Drawing from 85 semi-structured interviews with fathers and mothers in three cities (Montreal, Toronto, and Chicago), the author argued that when fathers in heterosexual couples experience the transition to parenthood in ways that are structurally comparable to mothers, they come to think about and enact parenting in ways that are more similar to mothers. Leave-taking fathers gained a broader understanding of parenting than fathers who did not take leave. She considered the specific role played by extended time off immediately after the birth of a child in structuring that experience.

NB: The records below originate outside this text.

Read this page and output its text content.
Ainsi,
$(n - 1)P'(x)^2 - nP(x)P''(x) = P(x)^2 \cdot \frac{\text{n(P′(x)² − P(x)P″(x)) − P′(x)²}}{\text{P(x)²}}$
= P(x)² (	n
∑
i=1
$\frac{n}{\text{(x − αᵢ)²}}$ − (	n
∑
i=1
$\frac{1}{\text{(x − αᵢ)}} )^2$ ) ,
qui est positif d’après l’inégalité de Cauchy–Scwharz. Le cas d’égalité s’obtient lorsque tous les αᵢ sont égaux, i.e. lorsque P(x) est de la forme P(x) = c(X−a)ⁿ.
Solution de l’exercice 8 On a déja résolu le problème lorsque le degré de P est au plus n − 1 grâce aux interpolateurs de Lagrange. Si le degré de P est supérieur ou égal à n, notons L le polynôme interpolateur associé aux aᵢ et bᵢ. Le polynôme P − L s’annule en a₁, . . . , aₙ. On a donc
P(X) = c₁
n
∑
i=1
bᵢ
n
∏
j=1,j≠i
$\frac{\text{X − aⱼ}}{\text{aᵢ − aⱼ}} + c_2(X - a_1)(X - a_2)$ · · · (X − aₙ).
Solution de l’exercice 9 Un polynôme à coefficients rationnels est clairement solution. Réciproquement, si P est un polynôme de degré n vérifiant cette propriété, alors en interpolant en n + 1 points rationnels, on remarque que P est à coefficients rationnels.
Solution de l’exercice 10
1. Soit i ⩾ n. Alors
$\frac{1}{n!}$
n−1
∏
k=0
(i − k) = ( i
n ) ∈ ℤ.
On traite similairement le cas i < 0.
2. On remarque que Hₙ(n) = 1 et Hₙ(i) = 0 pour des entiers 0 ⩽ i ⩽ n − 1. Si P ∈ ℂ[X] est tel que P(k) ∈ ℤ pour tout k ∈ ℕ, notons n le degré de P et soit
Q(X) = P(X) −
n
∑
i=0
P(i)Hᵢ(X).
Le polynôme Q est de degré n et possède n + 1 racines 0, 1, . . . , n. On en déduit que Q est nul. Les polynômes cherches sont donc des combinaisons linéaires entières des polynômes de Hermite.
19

By drawing fathers into the daily realities of child care, free of workplace constraints, extended time off provides the space necessary for fathers to develop the parenting skills and sense of responsibility that then allows them to be active co-parents rather than helpers to their female partners. This article also demonstrates the promising ways government supported paternal leave-taking can lead to men becoming active and responsible co-parents. The shift from a manager-helper dynamic to that of co-parenting creates the opportunity for the development of a more gender-equitable division of labor.